【VOICE】平和を考える 鹿屋市役所 農林商工部ふるさとPR課観光PR係 新牛込正輝氏

  • 2022年12月10日

新牛込氏

鹿屋ならではの教育旅行を提供

 鹿児島県鹿屋市は、鹿児島県の東側の半島、大隅半島の中央に位置しています。県都である鹿児島市とは反対側の半島で、新幹線の停車駅はなく電車もありません。そんな鹿屋市は、日本有数の農業地帯であり、畜産やカンパチの養殖、うなぎの養殖などは、全国トップクラスの農業産出額を誇ります。今年10月に鹿児島県で開催された全国和牛能力共進会では一席を獲得するなど、「和牛のふるさと」でもあります。

 鹿屋市は教育旅行の誘致に取り組んでいます。その理由は、当市は、太平洋戦争時に行われた特攻作戦の中心地であり、鹿屋基地からは908人、串良基地からは363人の日本で最も多くの特攻隊員1271人が出撃し、若く尊い命が失われた特攻最前線基地があったという歴史を持っているからです。鹿屋市には、平和学習の拠点として、鹿屋航空基地史料館があることのほか、また、戦後77年が経過しても戦争遺跡が多く残っていて、フィールドワークができることが特徴で、後世に平和の大切さ、尊さを伝えるため、平和学習の推進に取り組んでいます。

 ロシアによるウクライナ侵攻等、世の中が非常に不安定だからこそ、平和を考える機会というのは必要であり、全国の皆さまに鹿屋市に訪れていただきたいと考えています。

 また、鹿屋市は現在、兵庫県加西市、兵庫県姫路市、大分県宇佐市、熊本県錦町と五つの自治体で、「空がつなぐまち・ひとづくり推進協議会」を組織し、連携して平和ツーリズムの推進に取り組んでいます。太平洋戦争時に、海軍飛行場にゆかりのあった自治体で、当時空でつながっていた自治体が再びつながり、平和を推進しようと連携した活動を行っています。各市町、平和への想いを同時にしているので、まずは、近いところに行ってみるのも良いのではないでしょうか。

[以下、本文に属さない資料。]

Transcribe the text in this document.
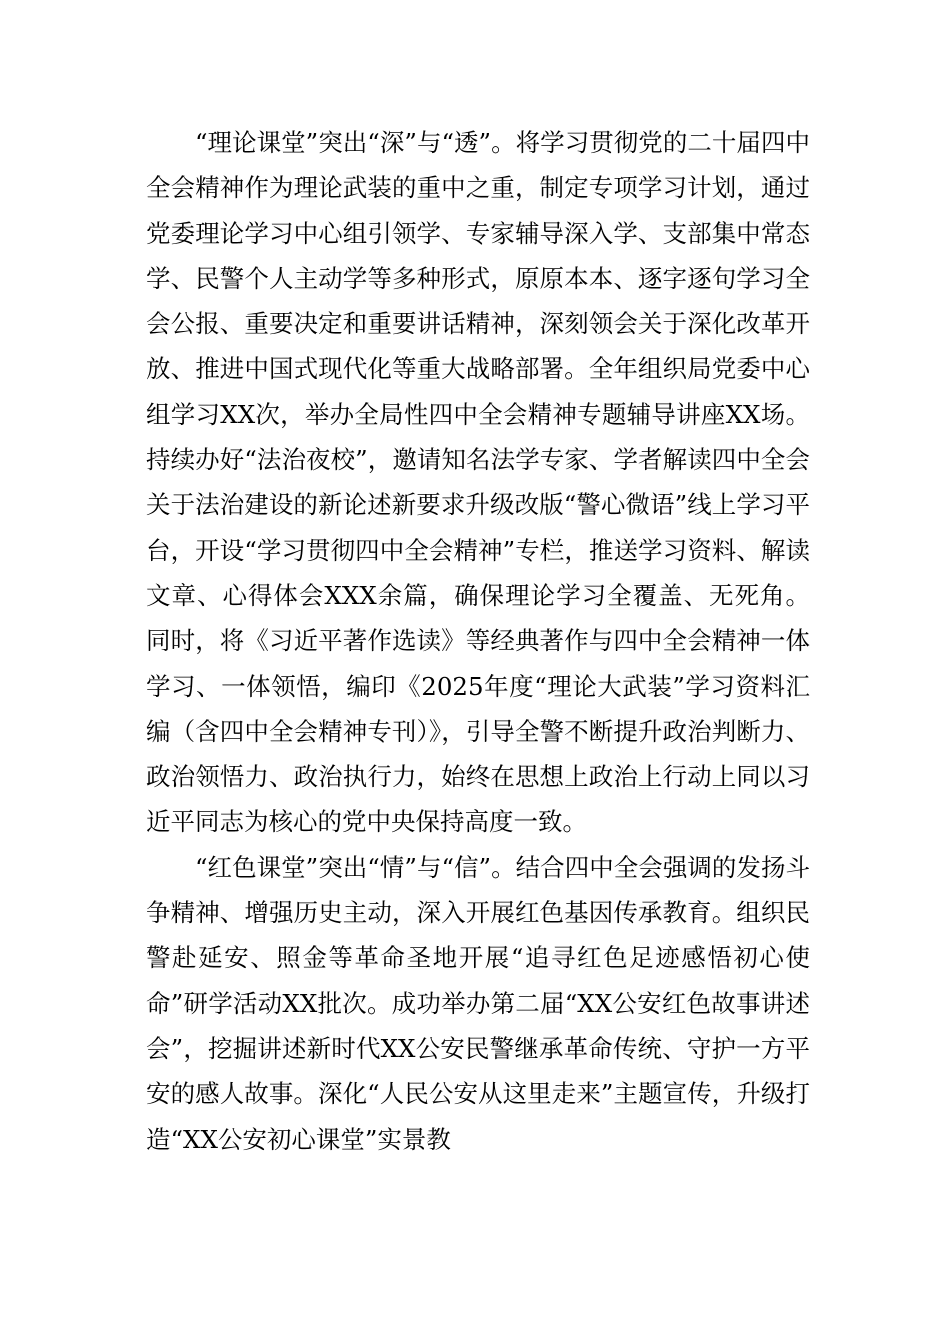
“理论课堂”突出“深”与“透”。将学习贯彻党的二十届四中全会精神作为理论武装的重中之重，制定专项学习计划，通过党委理论学习中心组引领学、专家辅导深入学、支部集中常态学、民警个人主动学等多种形式，原原本本、逐字逐句学习全会公报、重要决定和重要讲话精神，深刻领会关于深化改革开放、推进中国式现代化等重大战略部署。全年组织局党委中心组学习XX次，举办全局性四中全会精神专题辅导讲座XX场。持续办好“法治夜校”，邀请知名法学专家、学者解读四中全会关于法治建设的新论述新要求升级改版“警心微语”线上学习平台，开设“学习贯彻四中全会精神”专栏，推送学习资料、解读文章、心得体会XXX余篇，确保理论学习全覆盖、无死角。同时，将《习近平著作选读》等经典著作与四中全会精神一体学习、一体领悟，编印《2025年度“理论大武装”学习资料汇编（含四中全会精神专刊）》，引导全警不断提升政治判断力、政治领悟力、政治执行力，始终在思想上政治上行动上同以习近平同志为核心的党中央保持高度一致。

“红色课堂”突出“情”与“信”。结合四中全会强调的发扬斗争精神、增强历史主动，深入开展红色基因传承教育。组织民警赴延安、照金等革命圣地开展“追寻红色足迹感悟初心使命”研学活动XX批次。成功举办第二届“XX公安红色故事讲述会”，挖掘讲述新时代XX公安民警继承革命传统、守护一方平安的感人故事。深化“人民公安从这里走来”主题宣传，升级打造“XX公安初心课堂”实景教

 また、大隅半島の4市5町で民泊の受け入れを実施しています。このコロナ禍で受け入れ家庭が減ってしまっているのは、全国どこも一緒ではないでしょうか。大隅半島も例外ではなく、確かに減ってきています。そんな中でも受け入れてくれる家庭は、大隅半島の大自然と各家庭の温かい思いやりで生徒たちをもてなします。各家庭では、郷土料理作りや田植え、稲刈りなどの体験活動を提供し、家族の一員として、田舎生活を満喫してもらい、子どもたちの思い出に残る修学旅行になるように努力しています。本土最南端の大隅半島での思い出に残る修学旅行を検討してみるのはいかがでしょうか。